Ici, entre Sitges et Vilanova i La Geltrú, pas besoin d'allumer la télévision hier soir, chaque attaque, chaque percée de la Roja était saluée par des clameurs, des pétards, la joie bruyante d'une Espagne réunie autour de onze bonhommes apparemment déterminés.  "Panem et circenses" me rétorquera-t-on. Peut-être… Mais cette liesse populaire, cette fierté nationale, mariée au vacarme de la Sant Joan, faisait plaisir à voir. Et vu l'avenir proche qui attend ce pays, il serait déplacé d'être bégueule.
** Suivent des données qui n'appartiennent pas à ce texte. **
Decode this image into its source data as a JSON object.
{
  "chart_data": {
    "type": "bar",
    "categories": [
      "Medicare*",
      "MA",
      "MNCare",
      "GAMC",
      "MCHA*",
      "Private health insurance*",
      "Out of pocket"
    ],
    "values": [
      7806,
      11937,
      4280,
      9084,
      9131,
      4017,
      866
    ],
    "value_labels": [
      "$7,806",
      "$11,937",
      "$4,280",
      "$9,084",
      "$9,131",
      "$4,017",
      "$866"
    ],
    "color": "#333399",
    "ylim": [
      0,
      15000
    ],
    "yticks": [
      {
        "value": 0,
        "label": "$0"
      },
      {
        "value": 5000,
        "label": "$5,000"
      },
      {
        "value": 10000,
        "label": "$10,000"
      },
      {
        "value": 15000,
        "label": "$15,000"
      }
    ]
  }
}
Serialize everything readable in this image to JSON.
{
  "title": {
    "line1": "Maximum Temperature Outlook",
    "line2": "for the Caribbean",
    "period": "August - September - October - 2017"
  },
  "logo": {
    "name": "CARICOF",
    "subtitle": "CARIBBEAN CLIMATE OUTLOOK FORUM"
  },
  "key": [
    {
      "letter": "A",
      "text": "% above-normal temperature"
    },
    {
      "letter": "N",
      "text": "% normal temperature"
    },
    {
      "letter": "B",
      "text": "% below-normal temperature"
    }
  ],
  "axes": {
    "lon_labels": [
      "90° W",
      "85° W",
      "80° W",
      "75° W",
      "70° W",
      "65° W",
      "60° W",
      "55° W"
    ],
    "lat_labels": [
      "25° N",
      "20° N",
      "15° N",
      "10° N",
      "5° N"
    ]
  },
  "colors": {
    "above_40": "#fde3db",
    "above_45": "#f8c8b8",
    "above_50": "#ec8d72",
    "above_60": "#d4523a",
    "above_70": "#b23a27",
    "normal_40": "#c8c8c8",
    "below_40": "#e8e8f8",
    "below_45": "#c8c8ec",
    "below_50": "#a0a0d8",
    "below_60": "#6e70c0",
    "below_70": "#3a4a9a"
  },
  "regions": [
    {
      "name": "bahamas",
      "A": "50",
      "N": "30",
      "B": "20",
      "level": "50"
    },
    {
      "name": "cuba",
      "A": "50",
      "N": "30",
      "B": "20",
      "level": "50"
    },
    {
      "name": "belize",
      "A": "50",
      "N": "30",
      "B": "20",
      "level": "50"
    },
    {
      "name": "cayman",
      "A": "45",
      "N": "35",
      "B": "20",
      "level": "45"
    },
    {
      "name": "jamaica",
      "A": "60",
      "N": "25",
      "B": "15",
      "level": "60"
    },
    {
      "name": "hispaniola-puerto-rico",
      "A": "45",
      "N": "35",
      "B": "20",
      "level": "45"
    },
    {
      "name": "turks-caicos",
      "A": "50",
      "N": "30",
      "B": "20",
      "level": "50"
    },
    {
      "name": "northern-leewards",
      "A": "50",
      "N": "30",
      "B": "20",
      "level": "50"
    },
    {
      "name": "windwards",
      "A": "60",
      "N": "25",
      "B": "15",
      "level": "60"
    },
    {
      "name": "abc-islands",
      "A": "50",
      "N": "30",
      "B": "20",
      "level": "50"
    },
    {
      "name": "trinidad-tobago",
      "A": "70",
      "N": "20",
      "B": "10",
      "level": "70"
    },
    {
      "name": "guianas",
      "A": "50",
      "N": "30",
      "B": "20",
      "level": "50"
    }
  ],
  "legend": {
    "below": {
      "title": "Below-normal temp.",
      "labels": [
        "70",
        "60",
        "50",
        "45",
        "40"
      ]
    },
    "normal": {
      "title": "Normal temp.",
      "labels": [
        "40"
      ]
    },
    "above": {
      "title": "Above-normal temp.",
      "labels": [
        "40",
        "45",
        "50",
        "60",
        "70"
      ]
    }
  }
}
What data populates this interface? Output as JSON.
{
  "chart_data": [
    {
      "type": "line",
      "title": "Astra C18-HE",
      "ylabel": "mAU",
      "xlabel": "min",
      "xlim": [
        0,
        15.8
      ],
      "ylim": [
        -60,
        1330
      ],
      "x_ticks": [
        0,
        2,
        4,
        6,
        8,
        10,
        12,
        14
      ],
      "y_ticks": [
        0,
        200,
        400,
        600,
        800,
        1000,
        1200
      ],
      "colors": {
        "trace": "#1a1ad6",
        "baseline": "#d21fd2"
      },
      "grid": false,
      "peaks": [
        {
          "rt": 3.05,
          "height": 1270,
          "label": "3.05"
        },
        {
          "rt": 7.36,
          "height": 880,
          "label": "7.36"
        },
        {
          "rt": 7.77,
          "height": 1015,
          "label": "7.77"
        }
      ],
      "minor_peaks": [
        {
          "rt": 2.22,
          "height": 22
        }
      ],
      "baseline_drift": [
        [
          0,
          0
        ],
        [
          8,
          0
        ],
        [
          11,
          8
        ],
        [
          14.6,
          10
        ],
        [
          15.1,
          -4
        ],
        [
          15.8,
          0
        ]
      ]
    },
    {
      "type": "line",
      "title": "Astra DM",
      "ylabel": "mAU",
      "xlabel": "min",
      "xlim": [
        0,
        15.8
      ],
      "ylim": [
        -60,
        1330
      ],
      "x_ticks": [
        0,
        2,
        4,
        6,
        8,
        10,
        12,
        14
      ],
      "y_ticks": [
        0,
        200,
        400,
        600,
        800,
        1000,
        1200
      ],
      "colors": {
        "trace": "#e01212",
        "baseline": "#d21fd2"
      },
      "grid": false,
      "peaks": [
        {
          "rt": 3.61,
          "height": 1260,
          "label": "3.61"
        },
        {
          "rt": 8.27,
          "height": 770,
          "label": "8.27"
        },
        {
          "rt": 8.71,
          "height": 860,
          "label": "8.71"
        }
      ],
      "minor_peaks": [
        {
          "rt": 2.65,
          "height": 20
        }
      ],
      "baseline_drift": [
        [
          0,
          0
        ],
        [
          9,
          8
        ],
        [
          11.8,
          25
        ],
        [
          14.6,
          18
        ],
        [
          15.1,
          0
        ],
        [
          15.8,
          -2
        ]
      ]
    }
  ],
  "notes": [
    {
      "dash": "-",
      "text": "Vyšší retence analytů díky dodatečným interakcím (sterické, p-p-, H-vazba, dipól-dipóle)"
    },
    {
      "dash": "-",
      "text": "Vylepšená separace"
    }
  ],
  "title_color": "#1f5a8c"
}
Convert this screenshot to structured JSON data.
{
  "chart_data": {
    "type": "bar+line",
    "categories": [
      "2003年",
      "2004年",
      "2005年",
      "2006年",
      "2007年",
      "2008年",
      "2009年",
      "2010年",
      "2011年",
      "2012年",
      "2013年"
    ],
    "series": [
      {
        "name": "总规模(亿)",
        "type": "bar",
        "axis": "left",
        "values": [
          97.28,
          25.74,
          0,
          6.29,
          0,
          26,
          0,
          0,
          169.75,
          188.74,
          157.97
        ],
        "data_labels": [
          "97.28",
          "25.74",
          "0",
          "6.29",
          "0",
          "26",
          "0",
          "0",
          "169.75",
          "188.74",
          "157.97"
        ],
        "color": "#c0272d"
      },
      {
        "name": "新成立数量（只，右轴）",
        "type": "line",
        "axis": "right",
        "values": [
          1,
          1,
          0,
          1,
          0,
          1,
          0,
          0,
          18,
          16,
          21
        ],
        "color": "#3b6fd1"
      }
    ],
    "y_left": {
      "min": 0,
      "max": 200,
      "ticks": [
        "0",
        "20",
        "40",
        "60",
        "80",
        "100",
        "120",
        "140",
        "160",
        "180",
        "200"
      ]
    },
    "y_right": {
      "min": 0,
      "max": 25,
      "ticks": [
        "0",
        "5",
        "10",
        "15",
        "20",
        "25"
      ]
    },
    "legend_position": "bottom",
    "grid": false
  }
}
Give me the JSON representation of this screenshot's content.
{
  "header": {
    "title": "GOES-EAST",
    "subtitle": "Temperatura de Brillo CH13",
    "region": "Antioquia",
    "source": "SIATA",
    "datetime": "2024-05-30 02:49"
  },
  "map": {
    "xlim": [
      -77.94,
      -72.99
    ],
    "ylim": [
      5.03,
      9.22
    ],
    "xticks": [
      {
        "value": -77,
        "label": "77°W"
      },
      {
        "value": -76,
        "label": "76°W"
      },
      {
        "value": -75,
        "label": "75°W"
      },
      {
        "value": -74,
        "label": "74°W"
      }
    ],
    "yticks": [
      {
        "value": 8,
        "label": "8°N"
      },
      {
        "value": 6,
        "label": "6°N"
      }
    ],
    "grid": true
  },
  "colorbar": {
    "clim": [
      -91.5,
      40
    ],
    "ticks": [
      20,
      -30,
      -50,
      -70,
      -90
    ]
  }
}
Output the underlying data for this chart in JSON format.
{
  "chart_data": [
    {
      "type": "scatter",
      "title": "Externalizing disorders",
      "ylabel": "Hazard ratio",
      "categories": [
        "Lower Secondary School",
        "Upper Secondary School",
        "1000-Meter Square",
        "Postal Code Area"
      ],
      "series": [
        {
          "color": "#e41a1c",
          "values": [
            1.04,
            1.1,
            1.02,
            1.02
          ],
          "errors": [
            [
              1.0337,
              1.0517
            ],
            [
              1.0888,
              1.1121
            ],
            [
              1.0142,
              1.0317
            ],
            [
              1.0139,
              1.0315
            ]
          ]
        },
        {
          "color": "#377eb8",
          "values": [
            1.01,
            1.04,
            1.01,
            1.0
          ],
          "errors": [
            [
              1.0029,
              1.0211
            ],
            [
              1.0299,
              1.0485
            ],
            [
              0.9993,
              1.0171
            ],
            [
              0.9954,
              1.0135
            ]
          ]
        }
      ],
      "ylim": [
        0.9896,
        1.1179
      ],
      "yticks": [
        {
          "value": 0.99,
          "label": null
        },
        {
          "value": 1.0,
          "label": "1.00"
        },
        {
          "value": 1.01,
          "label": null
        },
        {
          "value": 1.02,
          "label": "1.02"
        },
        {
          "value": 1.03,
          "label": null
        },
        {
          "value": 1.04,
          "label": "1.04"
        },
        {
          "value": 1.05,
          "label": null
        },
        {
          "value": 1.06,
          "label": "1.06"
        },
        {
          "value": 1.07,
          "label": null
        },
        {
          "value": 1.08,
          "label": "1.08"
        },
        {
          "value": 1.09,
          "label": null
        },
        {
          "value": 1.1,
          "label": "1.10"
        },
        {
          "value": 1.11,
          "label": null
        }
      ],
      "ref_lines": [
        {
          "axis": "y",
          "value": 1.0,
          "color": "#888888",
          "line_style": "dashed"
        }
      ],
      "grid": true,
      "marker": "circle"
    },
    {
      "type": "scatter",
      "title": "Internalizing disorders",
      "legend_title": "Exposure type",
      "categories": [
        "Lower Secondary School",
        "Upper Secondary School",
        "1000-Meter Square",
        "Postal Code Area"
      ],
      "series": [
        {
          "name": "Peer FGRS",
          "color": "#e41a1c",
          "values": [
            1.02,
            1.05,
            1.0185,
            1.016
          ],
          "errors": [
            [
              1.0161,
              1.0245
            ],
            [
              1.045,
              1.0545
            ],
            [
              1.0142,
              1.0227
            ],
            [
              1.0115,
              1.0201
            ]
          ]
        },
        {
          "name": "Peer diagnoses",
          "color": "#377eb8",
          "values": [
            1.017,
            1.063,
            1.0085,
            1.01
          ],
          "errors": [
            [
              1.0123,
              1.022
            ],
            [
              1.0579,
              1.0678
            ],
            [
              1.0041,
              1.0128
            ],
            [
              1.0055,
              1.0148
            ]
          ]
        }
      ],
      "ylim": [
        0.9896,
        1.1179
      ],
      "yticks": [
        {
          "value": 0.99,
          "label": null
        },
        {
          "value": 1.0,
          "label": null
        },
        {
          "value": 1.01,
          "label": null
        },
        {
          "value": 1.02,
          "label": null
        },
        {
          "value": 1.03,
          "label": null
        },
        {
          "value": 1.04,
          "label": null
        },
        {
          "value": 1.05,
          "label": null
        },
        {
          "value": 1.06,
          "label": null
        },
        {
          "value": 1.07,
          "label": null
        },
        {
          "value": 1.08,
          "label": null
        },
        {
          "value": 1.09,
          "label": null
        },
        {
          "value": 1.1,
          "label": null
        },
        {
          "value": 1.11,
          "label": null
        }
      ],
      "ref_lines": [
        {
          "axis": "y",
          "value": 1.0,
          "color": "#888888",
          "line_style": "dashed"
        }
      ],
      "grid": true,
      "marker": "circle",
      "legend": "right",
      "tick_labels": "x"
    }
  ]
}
D'une oreille distraite, nous entendions les commentaires larmoyants d'une chaîne franchouillarde (la même qui nous avait pourri la Coupe du Monde de Rugby…) relater l'inévitable retour à la maison d'une bande de jeunes dindons mal élevés. Il paraît que le Ministère des Sports français a un trou dans la caisse, peut-être pourrait-il, faire l'économie d'offrir une ou deux Porsche de plus à chacun d'entre eux?


S'ensuit une mêlée terrible, des compétiteurs venus de partout, de Monterrei et de Chambolle, des Corbières et des côtes de Beaune, Sud et Nord mélangés. Dans les vestiaires du stade de Tucumán, une vingtaine de gaillards, pas que des perdreaux de l'année, ruminent leur revanche. J'imagine leur émotion au moment de revêtir cette tunique frappée du Coq. Ceux-là ont visiblement décidé de mouiller le maillot et de nous en donner pour notre argent. C'est la différence entre une équipe et un patchwork.
De la mêlée, glorieuse, s'extirpe pourtant une individualité: Coquelet. Tout le monde me dit que ce gamin de vingt-cinq ans est déjà une vedette; franchement, je n'avais pas du lire avec suffisamment d'attention le Jaune*, parce que son nom, pourtant emblématique, m'avait échappé. Large d'épaule, solide comme un gars du Sud-Ouest, mais aussi distingué qu'un Anglais qui vient de perdre (l'humour n'est pas que britannique…). Une merveille, il me tarde de le voir évoluer, progresser, ce sera sans doute un grand de demain. Nous lui donnons tous rendez-vous dans dix ans.
Retenez-bien ce nom: Coquelet, Damien Coquelet. On sent de l'orgueil bien placé dans ce vin-là, le même que celui de ce XV tricolore qui la nuit dernière a marché sur la gueule de Pumas qui ressemblaient plus à de gros chats endormis. Damien Coquelet, donc, Côte du Py 2009, je n'ai pas le souvenir d'avoir déjà bu un morgon d'une telle intensité, un vin d'une texture merveilleuse dont on sent qu'elle plonge profondément ses racines dans la terre beaujolaise, mûr et frais, croquant et velouté, Sud et Nord mêlés. Tout sauf une rinçotte, du gros, du lourd (au bon sens du terme). Coquelet, fier de porter le maillot jusque sur son étiquette, tout le contraire des dindons de tout à l'heure.



* vieux surnom du Midi-Olympique, dans le milieu, du à la couleur de son ancien papier.